Treatment of the underlying tumor often alleviates symptoms from endocrine-mediated paraneoplastic syndromes (e.g., syndrome of inappropriate secretion of antidiuretic hormone, ectopic adrenocorticotropic hormone production). Neurologic paraneoplastic syndromes are more variable in responding to treatment of the underlying tumor. Other supportive measures depend on the underlying syndrome.

variable
high

Esophagitis is a common adverse effect of radiation therapy. Symptoms typically develop 3 to 4 weeks after starting radiation therapy, peak toward the completion of treatment, and often persist for several weeks after radiation therapy. Pre-existing gastroesophageal reflux may exacerbate symptoms and should be treated. Severe acute esophagitis occurs in 15% to 25% of patients undergoing concurrent chemoradiation therapy. Rarely, patients may require hospitalization, endoscopy, or placement of a percutaneous endoscopic gastrostomy tube.

Late injury is less common, but may manifest itself between about 3 and 8 months after completion of radiation therapy as an esophageal stricture with dysphagia. Treatment may involve periodic dilation. Death related to tracheoesophageal fistula or esophageal perforation has been reported in up to 1% of patients.[81]

variable
medium

Immune checkpoint inhibitors can cause unique immune-mediated adverse events that are not seen with traditional cytotoxic chemotherapy, such as pneumonitis, colitis, dermatitis, myositis, and hypothyroidism, among others. In general, treatment includes corticosteroids and may require discontinuation of immunotherapy treatment in the case of high-grade toxicities or some neurologic, hematologic, and cardiac toxicities. Grade 3 or higher toxicities generally warrant high-dose corticosteroids tapered over 4 to 6 weeks, and additional immunosuppressive therapies (such as infliximab) may need to be used in some cases. For endocrinopathies controlled by hormone replacement, immune checkpoint inhibitor therapy may be continued even for high-grade toxicity. Consultation of guidelines for detailed organ-specific treatment recommendations is warranted.[59][60]

variable
medium

Radiation-induced lung injury is believed to result from inflammation and chronic oxidative stress, resulting in diffuse alveolar damage. The likelihood of injury depends on the dose and volume of irradiated lung.
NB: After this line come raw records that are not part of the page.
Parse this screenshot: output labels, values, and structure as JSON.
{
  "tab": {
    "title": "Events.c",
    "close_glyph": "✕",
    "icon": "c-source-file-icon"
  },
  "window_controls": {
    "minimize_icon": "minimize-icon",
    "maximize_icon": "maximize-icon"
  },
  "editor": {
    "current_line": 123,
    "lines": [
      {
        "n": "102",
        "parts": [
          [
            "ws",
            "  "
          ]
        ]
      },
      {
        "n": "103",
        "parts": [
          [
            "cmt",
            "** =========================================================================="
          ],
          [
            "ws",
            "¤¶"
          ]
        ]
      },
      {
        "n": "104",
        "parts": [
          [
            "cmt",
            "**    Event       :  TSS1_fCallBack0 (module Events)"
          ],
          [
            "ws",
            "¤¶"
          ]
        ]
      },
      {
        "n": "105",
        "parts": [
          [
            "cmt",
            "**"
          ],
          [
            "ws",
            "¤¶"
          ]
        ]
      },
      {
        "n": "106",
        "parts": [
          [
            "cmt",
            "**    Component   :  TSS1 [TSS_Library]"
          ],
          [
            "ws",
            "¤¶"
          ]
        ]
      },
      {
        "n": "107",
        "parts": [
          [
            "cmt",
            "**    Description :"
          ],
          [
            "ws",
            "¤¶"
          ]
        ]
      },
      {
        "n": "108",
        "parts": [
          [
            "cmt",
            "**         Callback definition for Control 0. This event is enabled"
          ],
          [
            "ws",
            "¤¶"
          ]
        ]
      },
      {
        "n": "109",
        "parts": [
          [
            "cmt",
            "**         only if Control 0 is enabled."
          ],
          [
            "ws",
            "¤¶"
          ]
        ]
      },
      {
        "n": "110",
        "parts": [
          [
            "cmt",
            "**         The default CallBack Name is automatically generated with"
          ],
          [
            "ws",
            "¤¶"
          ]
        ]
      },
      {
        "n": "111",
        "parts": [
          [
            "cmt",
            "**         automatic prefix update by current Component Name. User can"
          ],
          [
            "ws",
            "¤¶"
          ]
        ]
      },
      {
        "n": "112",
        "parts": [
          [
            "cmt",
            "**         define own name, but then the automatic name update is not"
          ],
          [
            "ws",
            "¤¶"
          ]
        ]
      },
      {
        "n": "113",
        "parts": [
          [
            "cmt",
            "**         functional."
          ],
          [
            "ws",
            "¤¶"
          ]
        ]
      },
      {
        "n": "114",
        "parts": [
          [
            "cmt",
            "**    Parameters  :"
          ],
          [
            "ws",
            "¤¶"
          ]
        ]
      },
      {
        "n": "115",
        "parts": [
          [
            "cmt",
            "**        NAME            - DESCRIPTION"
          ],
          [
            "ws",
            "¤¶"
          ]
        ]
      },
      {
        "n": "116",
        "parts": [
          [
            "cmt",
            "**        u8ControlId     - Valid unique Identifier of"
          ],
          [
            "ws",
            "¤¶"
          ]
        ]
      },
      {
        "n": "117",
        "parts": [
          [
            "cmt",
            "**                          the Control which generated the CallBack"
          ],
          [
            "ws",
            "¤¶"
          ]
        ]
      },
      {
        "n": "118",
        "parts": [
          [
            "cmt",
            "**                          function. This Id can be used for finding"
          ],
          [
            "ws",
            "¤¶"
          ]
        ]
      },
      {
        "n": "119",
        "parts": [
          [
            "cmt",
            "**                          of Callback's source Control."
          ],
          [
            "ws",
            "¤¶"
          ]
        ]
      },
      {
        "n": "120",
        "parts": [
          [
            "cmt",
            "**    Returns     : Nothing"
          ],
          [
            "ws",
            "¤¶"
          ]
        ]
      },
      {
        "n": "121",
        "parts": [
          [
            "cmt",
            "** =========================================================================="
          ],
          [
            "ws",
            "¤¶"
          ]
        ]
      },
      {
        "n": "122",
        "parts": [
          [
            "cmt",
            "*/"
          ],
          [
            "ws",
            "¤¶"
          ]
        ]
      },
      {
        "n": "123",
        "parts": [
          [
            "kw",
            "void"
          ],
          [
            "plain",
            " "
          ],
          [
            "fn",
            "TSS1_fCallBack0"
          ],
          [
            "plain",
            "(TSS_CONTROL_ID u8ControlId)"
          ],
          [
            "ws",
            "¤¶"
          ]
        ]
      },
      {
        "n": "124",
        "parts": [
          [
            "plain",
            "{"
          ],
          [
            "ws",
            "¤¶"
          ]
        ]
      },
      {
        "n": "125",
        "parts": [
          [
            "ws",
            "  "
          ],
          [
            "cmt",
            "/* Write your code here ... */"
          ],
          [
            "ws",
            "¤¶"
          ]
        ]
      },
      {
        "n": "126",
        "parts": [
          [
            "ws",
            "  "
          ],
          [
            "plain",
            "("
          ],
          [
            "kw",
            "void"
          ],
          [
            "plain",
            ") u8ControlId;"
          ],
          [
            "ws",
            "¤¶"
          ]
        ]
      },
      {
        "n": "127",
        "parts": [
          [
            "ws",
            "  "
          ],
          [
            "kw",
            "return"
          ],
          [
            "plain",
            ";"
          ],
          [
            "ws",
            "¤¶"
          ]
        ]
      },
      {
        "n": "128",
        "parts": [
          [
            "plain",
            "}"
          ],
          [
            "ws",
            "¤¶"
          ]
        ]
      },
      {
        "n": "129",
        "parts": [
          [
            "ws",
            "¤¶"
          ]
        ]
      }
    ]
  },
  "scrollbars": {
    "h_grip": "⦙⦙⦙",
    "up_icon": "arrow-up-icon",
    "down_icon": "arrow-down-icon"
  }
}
Acute radiation pneumonitis may manifest 1 to 6 months after radiation therapy as shortness of breath, dry cough, and occasionally fever. Chest auscultation is typically unremarkable, although friction rub or rales are possible. Chest x-ray should be obtained but is often unrevealing. Radiation pneumonitis is a clinical diagnosis, made after excluding disorders that cause similar symptoms.

Primary treatment for symptomatic acute pneumonitis is oral corticosteroids. We recommend oral prednisone, 40 to 60 mg once daily for 1 to 2 weeks followed by a slow taper (reducing by about 10 mg every 1-2 weeks). The majority of patients with acute pneumonitis recover, and progressive symptoms requiring oxygen or hospitalization are uncommon.

Most patients who receive thoracic radiation therapy develop chronic opacities on imaging, often attributed to fibrosis. The majority of such patients are asymptomatic and do not require treatment. However, symptomatic pulmonary fibrosis can be chronic and debilitating, particularly in patients with poor baseline pulmonary reserve. Established radiation fibrosis is generally irreversible.[82]

variable
low

Patients may present with acute or worsening hemoptysis in the setting of airway invasion or proximity of a tumor to an airway. Hemoptysis of more than 1 tablespoon should be a cause for urgent action, with further investigation of the source of bleeding (i.e., bronchoscopy) and consideration of palliative radiation if indicated. Prophylactic radiation is not specifically used for this purpose as it is hard to anticipate whether and/or when it may happen, even in the setting of endobronchial lesions.